A generalized version of the 2-microlocal frontier prescription

TL;DR

This paper extends the theory of 2-microlocal frontiers by unifying previous results and characterizing a broad class of functions with prescribed local regularity profiles, including line cases.

Contribution

It generalizes existing results by providing a unified framework for constructing functions with a specified 2-microlocal frontier, including a complete characterization for linear frontiers.

Findings

Unified class of functions with prescribed 2-microlocal frontiers

Constructed functions for any given monotone concave downward curve

Characterized functions with linear 2-microlocal frontiers

Abstract

The characterization of local regularity is a fundamental issue in signal and image processing, since it contains relevant information about the underlying systems.

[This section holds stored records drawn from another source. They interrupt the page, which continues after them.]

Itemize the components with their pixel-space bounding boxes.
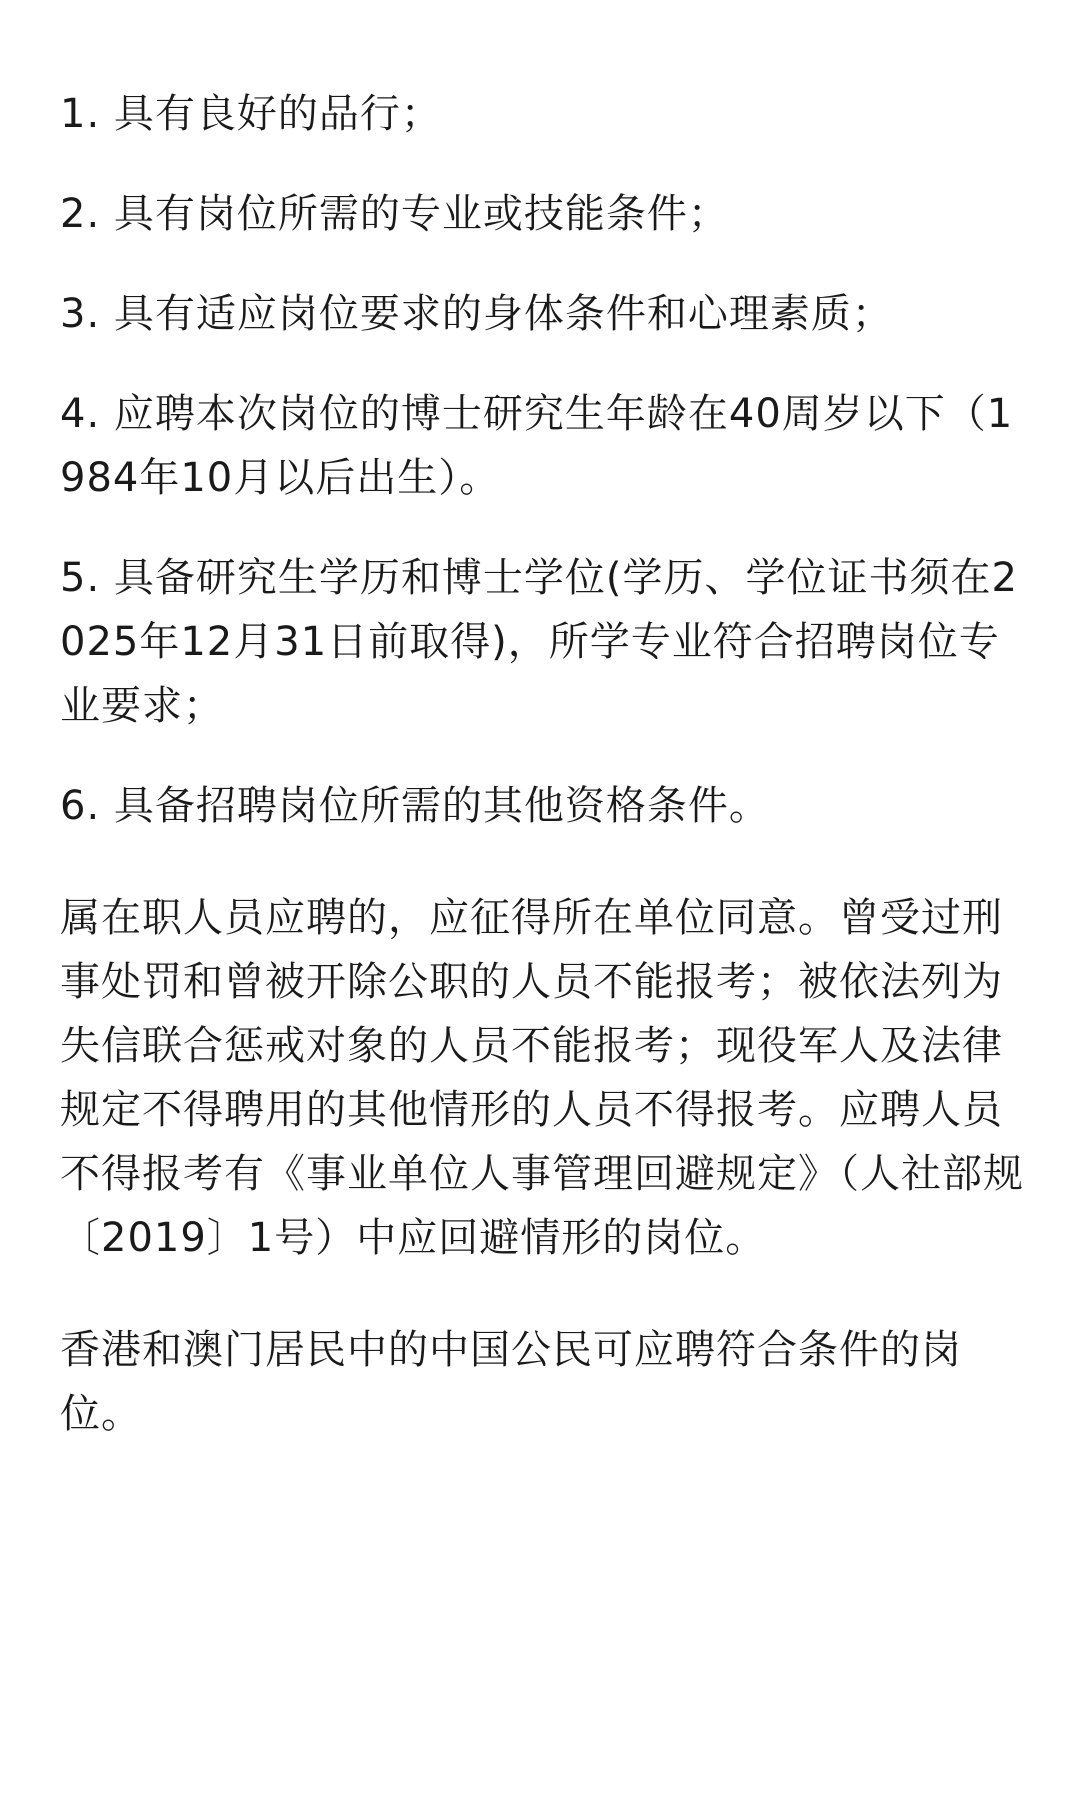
requirements-list [60,82,1030,838]
hk-macau-paragraph: 香港和澳门居民中的中国公民可应聘符合条件的岗位。 [60,1327,962,1437]
document-body [60,82,1030,1494]
requirement-item-3: 3. 具有适应岗位要求的身体条件和心理素质； [60,291,893,337]
requirement-item-2: 2. 具有岗位所需的专业或技能条件； [60,191,729,237]
restrictions-paragraph: 属在职人员应聘的，应征得所在单位同意。曾受过刑事处罚和曾被开除公职的人员不能报考；被依法列为失信联合惩戒对象的人员不能报考；现役军人及法律规定不得聘用的其他情形的人员不得报考。应聘人员不得报考有《事业单位人事管理回避规定》（人社部规〔2019〕1号）中应回避情形的岗位。 [60,895,1024,1261]
requirement-item-5: 5. 具备研究生学历和博士学位(学历、学位证书须在2025年12月31日前取得)，所学专业符合招聘岗位专业要求； [60,555,1018,729]
requirement-item-1: 1. 具有良好的品行； [60,91,442,137]
requirement-item-6: 6. 具备招聘岗位所需的其他资格条件。 [60,783,770,829]
requirement-item-4: 4. 应聘本次岗位的博士研究生年龄在40周岁以下（1984年10月以后出生）。 [60,391,1014,501]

The 2-microlocal frontier, a monotone concave downward curve in $\mathbb {R}^2$, provides a complete and profound classification of pointwise singularity. In \cite{Meyer1998}, \cite{GuiJaffardLevy1998} and \cite{LevySeuret2004} the authors show the following: given a monotone concave downward curve in the plane it is possible to exhibit one function (or distribution) such that its 2-microlocal frontier al $x_0$ is the given curve. In this work we are able to unify the previous results, by obtaining a large class of functions (or distributions), that includes the three examples mentioned above, for which the 2-microlocal frontier is the given curve. The three examples above are in this class. Further, if the curve is a line, we characterize all the functions whose 2-microlocal frontier at $x_0$ is the given line.